Het levensverhaal van Hughes krijgt bij Scorsese de vorm van een filmdroom. Wanneer de camera in Hollywoods ‘Coconut Grove’ club duikt, wordt het duidelijk dat we ons in een film bevinden. Bij voorkeur «a movie» uit de jaren ’40 met warme kleuren en lichten, filmkostuums als kleren en oude filmsterren (o.a. Errol Flynn) gespeeld door hedendaagse vedetten (o.a. Jude Law, Gwen Stefani en Kate Beckinsale). Pulp fiction als kauwgom voor de ogen. Entertainment maar dan wel met een donkere schaduw.
Wanneer een naïef enthousiaste Hughes naar L.B. Mayer stapt om nog enkele camera’s te lenen voor zijn ambitieuze productie Hell’s Angels wordt het duidelijk dat hij in een film leeft. Een avonturenfilm wanneer alles goed gaat, een melodrama in moeilijke tijden. Scorsese volgt zijn anti-held in diens illusies en filmdromen. Met moderne filmtechnieken duwt hij ons tijdens een fysisch gefilmde vliegtuigcrash midden in de film. Een montage van flitsende fotocamera’s tijdens filmpremières sluit de cirkel die via Scorsese’s Raging Bull loopt naar George Cukors A Star is Born.

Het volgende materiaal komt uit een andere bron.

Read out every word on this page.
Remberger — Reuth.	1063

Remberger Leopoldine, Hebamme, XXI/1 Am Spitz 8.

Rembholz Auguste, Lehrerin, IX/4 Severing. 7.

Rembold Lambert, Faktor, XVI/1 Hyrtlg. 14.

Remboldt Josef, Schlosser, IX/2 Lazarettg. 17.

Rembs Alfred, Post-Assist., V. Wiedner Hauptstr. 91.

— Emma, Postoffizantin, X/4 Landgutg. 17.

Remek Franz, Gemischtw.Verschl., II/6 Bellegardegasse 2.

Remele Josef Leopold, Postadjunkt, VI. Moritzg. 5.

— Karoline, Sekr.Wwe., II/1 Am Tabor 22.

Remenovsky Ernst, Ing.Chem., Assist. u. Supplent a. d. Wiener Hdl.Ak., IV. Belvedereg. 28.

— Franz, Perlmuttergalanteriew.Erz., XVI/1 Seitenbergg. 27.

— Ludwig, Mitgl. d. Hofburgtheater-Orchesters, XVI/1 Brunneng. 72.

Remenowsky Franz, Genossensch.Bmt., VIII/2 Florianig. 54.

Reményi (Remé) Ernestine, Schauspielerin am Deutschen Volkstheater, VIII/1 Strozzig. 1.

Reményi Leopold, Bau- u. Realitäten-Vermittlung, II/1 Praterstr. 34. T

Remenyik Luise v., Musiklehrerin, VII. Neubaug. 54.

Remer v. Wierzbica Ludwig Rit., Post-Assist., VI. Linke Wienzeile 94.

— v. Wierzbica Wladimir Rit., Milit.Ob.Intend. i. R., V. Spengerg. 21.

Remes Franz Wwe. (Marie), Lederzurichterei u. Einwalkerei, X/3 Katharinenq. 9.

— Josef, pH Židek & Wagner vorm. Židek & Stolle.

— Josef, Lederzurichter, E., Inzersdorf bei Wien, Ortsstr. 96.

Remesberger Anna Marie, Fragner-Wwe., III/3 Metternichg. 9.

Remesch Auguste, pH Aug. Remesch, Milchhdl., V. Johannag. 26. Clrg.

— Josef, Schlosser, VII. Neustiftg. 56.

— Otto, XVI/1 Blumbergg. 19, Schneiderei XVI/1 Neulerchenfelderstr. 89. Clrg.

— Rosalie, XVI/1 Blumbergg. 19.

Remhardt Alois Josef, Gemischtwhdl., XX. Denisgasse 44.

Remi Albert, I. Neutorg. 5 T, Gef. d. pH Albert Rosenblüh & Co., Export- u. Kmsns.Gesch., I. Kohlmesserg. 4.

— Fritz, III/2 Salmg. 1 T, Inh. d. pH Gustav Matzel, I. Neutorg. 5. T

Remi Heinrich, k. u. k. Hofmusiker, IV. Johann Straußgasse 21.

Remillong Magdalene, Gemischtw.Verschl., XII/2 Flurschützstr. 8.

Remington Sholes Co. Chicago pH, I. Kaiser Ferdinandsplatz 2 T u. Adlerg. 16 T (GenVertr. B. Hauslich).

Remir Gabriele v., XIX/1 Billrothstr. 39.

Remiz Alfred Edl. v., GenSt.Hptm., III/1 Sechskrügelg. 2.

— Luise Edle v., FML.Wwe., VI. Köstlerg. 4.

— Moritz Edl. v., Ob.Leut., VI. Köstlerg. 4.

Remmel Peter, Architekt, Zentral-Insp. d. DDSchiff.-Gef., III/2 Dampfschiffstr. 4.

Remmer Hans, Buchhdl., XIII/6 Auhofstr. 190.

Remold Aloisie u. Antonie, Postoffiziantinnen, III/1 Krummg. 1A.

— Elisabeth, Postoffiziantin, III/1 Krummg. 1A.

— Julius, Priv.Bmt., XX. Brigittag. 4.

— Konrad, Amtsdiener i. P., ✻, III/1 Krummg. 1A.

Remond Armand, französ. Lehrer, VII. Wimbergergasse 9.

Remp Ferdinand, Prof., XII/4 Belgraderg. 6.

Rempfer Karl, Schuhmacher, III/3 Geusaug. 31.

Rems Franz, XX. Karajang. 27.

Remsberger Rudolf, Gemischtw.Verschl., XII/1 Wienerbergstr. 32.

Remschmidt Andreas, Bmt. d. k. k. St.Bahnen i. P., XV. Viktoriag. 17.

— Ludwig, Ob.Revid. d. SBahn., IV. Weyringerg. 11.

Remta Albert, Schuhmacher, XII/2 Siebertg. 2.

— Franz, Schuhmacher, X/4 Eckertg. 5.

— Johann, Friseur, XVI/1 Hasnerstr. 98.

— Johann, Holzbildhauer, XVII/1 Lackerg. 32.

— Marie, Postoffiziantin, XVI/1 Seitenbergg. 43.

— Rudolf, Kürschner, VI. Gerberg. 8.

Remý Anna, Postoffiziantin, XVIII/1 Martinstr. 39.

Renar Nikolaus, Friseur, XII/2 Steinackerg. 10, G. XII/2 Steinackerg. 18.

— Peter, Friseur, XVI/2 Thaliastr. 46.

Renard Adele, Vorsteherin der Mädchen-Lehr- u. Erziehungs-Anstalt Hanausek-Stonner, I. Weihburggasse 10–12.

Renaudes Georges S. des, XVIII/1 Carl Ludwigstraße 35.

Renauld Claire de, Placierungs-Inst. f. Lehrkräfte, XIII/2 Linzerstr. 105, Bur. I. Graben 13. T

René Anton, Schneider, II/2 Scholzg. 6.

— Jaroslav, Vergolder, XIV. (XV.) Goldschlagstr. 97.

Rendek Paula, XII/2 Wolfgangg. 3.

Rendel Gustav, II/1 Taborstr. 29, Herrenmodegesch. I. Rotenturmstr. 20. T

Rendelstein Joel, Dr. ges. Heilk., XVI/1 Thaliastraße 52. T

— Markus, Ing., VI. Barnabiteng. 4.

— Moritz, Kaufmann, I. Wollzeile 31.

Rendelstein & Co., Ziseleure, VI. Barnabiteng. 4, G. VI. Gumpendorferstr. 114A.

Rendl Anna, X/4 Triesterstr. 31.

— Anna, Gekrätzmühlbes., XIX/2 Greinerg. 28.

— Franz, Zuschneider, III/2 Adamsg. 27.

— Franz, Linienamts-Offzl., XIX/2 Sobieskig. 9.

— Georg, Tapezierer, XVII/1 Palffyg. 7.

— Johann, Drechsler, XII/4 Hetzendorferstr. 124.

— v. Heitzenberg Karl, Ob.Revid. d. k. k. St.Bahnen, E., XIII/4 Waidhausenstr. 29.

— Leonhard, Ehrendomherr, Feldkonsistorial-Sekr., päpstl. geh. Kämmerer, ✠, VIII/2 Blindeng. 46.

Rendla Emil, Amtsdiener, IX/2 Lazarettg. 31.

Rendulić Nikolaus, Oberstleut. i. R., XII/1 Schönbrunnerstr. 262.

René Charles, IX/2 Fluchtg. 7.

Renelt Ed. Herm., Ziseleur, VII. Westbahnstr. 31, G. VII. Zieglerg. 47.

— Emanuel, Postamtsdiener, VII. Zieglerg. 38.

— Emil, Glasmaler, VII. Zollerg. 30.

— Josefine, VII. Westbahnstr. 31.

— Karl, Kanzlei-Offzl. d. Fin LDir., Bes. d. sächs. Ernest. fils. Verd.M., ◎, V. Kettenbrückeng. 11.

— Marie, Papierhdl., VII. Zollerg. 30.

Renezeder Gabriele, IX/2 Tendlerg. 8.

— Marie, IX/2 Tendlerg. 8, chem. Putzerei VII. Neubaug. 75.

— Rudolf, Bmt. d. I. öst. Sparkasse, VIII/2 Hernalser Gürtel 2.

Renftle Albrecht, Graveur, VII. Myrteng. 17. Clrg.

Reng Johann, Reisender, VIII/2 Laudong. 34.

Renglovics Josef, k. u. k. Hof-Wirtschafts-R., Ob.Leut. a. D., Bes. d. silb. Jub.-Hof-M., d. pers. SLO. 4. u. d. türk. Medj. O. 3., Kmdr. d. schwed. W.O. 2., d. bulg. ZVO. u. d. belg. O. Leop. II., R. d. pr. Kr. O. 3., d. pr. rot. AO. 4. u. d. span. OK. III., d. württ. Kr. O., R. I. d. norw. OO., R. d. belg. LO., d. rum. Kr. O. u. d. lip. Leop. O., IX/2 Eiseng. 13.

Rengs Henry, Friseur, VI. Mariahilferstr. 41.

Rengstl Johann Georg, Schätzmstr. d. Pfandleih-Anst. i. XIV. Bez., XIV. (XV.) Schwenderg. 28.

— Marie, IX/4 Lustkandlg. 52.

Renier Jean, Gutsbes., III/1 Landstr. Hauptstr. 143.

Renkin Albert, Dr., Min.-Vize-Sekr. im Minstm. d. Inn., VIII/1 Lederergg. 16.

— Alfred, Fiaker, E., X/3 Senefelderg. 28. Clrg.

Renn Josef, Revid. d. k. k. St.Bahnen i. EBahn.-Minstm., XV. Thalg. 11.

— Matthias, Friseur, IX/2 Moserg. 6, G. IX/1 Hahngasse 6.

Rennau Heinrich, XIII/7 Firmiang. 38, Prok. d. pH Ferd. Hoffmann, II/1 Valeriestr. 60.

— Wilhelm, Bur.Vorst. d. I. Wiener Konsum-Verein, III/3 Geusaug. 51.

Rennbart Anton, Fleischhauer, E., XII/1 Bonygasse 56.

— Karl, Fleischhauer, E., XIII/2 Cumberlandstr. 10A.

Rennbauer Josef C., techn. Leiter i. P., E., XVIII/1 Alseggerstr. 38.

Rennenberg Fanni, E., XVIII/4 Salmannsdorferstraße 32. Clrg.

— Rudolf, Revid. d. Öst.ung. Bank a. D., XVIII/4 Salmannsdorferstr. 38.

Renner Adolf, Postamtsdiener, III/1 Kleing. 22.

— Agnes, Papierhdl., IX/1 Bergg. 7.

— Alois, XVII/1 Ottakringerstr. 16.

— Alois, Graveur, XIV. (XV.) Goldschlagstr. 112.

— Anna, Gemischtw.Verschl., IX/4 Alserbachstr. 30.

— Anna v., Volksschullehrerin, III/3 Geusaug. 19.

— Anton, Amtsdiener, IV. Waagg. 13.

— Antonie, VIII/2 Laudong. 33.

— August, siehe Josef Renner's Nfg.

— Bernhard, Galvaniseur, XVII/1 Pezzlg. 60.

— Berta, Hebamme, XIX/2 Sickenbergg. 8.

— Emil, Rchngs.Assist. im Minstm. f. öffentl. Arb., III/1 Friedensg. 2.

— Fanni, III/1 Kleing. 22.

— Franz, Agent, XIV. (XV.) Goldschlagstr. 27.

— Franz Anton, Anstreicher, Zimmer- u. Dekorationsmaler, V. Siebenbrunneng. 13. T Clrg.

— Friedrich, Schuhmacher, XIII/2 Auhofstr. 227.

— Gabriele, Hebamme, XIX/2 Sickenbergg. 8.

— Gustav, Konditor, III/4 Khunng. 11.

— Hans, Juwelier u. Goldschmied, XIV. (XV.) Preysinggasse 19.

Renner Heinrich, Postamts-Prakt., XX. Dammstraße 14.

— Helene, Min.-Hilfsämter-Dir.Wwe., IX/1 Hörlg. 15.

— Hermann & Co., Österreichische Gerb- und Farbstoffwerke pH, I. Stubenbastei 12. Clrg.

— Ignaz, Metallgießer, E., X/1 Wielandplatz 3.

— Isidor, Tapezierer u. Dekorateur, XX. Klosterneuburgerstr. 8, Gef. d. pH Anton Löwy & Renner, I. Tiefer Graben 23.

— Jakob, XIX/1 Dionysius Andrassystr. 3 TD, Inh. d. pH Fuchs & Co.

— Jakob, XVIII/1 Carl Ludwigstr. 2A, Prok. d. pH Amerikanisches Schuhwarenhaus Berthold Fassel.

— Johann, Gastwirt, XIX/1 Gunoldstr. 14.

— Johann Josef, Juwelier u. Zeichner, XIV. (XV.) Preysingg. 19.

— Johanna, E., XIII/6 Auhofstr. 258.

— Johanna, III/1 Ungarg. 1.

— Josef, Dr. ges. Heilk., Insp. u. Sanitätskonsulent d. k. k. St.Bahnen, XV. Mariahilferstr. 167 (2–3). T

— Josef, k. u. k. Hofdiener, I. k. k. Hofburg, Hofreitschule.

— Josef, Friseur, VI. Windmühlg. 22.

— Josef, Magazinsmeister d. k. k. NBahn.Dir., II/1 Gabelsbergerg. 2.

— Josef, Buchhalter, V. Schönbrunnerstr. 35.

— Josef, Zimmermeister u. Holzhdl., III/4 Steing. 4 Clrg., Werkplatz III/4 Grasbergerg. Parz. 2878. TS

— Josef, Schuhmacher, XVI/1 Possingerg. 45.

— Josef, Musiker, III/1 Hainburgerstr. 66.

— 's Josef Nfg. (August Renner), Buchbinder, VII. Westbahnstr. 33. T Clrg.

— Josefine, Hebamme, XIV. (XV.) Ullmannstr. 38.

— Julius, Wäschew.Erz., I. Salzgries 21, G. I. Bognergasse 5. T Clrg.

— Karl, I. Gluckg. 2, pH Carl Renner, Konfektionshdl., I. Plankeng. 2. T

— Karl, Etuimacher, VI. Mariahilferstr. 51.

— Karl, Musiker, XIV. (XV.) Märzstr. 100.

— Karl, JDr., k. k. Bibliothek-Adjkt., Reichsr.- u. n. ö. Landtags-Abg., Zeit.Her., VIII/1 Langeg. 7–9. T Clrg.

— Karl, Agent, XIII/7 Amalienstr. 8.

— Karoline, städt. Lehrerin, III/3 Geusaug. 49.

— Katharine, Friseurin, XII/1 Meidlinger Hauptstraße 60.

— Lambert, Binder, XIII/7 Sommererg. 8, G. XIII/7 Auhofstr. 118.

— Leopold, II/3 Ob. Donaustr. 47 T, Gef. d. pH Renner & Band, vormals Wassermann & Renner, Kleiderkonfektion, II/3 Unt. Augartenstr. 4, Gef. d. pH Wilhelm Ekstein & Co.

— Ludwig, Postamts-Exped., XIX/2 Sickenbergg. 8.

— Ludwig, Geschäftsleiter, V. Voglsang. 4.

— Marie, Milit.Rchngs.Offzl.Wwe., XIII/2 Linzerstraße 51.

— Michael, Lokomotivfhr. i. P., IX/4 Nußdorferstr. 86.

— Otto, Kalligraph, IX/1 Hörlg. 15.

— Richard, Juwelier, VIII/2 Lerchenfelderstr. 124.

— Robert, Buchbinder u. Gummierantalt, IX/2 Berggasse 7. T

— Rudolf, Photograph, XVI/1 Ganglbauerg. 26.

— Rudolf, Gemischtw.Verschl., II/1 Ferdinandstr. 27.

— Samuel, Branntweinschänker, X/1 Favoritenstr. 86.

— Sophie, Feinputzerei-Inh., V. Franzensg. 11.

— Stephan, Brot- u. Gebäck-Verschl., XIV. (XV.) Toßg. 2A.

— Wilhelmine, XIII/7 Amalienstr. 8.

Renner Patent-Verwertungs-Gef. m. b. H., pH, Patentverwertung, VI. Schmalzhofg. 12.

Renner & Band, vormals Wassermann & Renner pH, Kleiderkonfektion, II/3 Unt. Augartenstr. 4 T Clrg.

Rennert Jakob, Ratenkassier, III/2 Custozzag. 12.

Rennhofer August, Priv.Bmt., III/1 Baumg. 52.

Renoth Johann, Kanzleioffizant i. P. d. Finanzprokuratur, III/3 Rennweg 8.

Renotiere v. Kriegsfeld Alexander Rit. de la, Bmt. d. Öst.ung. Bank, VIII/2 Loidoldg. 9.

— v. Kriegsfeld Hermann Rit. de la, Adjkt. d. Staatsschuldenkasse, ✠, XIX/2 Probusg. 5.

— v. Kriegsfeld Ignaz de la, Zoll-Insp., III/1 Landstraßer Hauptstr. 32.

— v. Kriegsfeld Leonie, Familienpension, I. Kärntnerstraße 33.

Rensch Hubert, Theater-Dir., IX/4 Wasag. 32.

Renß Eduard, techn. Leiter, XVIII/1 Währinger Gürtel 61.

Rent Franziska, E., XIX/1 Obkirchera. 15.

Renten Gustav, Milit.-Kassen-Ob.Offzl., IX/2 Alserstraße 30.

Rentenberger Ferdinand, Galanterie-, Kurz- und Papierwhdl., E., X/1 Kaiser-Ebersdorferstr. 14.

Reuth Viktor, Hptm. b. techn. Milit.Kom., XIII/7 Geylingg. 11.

Doordat de Hughes-Hepburn romance het emotionele hart van de film vormt, kunnen ‘acteur met karakter’ Leonardo DiCaprio en ‘karakteractrice’ Cate Blanchett verdwijnen in de iconen die ze tot leven brengen. Martin Scorsese volgt met tedere empathie zijn tragische held in diens ‘waanzinnige’ tocht door cinema, liefde, leven en luchtvaart. Zonder hem te vernietigen. De Gouden Jaren van Hollywood zijn terug. Voor de duur van één film dan toch. Twee uur en drie kwartier die voorbij razen en zorgen voor verwondering en plezier.
IVO DE KOCK
(Artikel verschenen in Film en Televisie, n° 549, februari 2005)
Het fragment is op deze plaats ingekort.